Promote a healthy community, or pander to the sentiments which destroy community?
Here is the latest installment of the Orlando Sentinel’s editorial disdain for the rights of bicycle drivers to influence their own safety without the onus of discriminatory laws. This cartoon ran over the weekend.
Aside from demonstrating a lack of understanding of the issue, the inflammatory nature of this cartoon is irresponsible. This is hate-mongering against people in our community who are exposed and vulnerable to attack. How would this be received if they substituted a person from another unpopular minority and attributed a completely fallacious stereotype to him? It would be equally mean-spirited and unfunny, but probably draw significant outrage.
Let’s get real
Motorists can back up traffic for miles all by themselves.
I don’t know any bicycle drivers who enjoy holding up traffic or would do so if there was a safe alternative. Fortunately, in my experience, it is rare to cause significant delay and nearly impossible to cause delay that would affect a motorist’s total trip time. Hundreds of car drivers pass me every week without so much as a second of delay. Perhaps a dozen or so have to wait 10 seconds. Occasionally, someone might have to wait 30 or 40 seconds because all the other car traffic makes it hard for them to change lanes (this usually happens after a traffic light where they’ve queued up behind me).
I once held up traffic for a little over 1/2 mile (almost 3,000ft) because I had no safe alternative.
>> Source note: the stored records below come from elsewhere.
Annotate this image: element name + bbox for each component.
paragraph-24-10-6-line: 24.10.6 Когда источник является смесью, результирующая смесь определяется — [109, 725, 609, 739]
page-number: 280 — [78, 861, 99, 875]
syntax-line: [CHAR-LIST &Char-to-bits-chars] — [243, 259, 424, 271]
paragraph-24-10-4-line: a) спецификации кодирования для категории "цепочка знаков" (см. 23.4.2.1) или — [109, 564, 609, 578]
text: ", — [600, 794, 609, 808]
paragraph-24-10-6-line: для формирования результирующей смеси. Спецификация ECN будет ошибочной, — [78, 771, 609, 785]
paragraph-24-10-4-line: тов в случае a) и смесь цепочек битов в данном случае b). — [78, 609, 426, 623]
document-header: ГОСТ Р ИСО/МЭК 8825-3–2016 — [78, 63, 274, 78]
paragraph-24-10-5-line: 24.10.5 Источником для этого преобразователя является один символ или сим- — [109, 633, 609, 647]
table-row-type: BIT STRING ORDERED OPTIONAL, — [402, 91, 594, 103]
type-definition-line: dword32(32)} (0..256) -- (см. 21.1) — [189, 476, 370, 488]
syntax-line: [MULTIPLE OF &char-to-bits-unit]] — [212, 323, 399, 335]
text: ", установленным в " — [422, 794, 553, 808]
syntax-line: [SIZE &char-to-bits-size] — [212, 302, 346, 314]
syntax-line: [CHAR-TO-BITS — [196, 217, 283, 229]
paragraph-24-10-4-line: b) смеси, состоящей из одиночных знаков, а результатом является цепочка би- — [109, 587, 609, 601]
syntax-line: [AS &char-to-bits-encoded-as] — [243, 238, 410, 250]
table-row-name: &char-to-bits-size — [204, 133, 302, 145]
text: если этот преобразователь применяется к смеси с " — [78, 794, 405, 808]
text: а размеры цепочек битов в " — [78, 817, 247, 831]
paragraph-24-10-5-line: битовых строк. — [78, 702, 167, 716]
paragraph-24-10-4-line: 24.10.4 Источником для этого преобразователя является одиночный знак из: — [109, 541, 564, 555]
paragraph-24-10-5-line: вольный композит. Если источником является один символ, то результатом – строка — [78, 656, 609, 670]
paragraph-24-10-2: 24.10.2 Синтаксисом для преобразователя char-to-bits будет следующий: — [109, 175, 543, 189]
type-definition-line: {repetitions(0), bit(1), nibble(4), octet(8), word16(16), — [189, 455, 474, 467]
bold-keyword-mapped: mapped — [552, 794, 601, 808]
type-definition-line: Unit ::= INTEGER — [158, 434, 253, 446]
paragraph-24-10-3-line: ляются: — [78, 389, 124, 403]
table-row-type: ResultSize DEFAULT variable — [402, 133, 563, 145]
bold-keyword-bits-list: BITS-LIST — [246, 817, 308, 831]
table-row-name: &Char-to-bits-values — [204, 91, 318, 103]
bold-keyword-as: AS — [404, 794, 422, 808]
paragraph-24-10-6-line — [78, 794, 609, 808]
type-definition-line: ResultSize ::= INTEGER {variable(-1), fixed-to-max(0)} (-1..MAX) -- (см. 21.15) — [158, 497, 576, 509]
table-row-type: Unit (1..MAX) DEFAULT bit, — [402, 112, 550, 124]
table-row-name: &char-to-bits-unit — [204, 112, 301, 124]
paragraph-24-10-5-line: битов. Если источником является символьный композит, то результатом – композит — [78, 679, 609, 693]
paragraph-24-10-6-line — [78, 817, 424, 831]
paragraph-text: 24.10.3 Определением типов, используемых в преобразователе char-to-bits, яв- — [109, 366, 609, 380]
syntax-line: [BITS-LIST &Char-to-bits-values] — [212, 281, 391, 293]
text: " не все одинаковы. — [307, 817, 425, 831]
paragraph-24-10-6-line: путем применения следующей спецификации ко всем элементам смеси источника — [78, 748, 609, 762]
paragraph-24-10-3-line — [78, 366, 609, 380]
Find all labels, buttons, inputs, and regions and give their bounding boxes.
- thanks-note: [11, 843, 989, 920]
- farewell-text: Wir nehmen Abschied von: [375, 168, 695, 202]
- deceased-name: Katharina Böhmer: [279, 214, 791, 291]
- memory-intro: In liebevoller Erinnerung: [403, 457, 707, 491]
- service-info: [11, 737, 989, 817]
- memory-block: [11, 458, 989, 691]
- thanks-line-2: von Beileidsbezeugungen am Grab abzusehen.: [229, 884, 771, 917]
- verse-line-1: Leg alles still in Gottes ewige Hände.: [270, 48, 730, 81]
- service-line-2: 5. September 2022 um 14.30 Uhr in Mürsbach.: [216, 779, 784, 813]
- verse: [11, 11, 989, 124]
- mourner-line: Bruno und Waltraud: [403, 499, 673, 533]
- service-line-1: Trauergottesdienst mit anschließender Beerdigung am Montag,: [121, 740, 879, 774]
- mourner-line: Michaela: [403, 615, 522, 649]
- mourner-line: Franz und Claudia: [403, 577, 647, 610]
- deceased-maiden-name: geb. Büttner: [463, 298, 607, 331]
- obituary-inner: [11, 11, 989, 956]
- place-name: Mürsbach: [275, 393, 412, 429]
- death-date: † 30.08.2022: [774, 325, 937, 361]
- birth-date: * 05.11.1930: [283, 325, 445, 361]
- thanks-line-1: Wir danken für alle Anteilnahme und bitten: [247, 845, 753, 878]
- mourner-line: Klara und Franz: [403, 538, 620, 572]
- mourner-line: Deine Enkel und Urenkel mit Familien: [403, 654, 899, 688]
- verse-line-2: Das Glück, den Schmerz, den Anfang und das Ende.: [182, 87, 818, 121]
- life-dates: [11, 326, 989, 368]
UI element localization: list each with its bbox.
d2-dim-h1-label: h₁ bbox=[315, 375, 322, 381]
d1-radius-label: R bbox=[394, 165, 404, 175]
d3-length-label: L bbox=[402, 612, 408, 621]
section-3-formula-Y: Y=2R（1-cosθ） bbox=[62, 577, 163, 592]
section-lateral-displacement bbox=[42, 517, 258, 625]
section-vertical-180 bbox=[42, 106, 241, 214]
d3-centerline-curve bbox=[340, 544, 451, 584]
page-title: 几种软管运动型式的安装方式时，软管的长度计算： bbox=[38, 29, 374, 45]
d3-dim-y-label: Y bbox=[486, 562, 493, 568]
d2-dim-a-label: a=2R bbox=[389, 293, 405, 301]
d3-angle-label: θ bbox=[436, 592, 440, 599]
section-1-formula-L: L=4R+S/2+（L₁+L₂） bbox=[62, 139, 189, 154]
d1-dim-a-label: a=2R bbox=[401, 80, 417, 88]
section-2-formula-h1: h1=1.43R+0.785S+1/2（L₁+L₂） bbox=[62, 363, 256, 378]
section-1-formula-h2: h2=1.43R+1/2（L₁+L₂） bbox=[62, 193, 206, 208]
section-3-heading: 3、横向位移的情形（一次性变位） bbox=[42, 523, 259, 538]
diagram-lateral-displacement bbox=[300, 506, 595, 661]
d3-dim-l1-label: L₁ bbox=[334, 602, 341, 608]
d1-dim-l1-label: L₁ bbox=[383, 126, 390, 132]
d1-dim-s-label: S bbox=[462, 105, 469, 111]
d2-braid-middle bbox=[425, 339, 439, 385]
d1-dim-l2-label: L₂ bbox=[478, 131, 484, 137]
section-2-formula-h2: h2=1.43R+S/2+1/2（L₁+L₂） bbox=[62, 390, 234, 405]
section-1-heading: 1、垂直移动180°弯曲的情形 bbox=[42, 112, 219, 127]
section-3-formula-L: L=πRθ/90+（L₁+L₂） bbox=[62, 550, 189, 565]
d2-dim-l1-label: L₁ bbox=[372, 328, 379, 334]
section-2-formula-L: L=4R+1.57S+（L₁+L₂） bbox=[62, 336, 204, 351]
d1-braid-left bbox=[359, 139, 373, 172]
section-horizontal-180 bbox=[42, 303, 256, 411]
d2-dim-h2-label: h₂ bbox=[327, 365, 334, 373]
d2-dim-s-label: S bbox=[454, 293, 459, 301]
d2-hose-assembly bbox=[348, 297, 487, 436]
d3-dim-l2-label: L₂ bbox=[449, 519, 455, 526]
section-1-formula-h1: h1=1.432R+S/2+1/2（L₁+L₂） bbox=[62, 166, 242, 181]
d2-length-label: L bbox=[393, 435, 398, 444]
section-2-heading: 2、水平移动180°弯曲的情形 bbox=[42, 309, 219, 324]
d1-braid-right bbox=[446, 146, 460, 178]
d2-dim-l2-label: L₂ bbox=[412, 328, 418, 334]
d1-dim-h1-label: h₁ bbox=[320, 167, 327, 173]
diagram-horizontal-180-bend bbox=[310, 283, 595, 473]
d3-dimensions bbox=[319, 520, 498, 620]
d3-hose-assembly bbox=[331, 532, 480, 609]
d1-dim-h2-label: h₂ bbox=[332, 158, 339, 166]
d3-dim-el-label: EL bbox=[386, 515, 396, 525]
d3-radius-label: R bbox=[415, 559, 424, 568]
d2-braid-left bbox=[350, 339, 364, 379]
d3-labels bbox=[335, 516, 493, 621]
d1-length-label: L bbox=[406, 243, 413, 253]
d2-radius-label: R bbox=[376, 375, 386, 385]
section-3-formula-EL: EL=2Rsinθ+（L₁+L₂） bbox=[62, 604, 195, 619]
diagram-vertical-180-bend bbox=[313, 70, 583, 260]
I found it uncomfortable even though no one honked. I took the very first driveway that came up on my right and turned off to allow the cars to pass. I waited for a long gap, then went back onto the road. I eventually caught up to all those cars at the next traffic light, just as they had caught up to the ones ahead of us.
We suffer from impatience and lack of perspective on the road. People in cars inch along in traffic on I-4 for hours. They sit through multiple light cycles at major intersections every day, cumulatively losing hours of their lives. Why? Because most people choose to drive single-occupant vehicles. Then they decrease their gas mileage by 30% accelerating to the next traffic light so they can wait some more.
On the other hand, a person pedaling a bicycle might cause a person reclining comfortably in a car to slow momentarily in order to pass safely (i.e. not hurt anyone!). Yet that warrants a political cartoon characterizing people who use bicycles as selfish for not wanting to be mandated to a door zone, conflict-zone or debris-filled gutter lane for the illusory convenience of people who use cars.
Imagine a healthy community
Imagine how much more civil our roads would be if we could restore proper perspective to this! Imagine what a beautiful, livable community we would have if more people felt comfortable choosing a bicycle for transportation because they didn’t fear hostility from people who choose a car. Imagine if choosing a bicycle didn’t make you a barely-tolerated, second-class citizen in the mind of our traffic culture — reducing the worth of your safety to less than the tender, momentary convenience of the people choosing cars.
Fortunately, the vast majority of the car-driving citizens I encounter in the urban core of Orlando are courteous. Their behavior does not reflect the ugly sentiment behind the Sentinel’s cartoon. I reward them for that every day with smiles and friendly waves, because the environment they help create makes the choice to drive my bike a superior experience to driving my car. I want to extend the quality of life I have here out to the larger metro area. It’s easy to be nice. If people in Orlando can do it, people in Altamonte Springs can, too. Civility benefits everyone in the community, no matter what form of transportation they choose.
Positive leadership from the media sure would go a long way to help raise awareness and foster understanding and civility.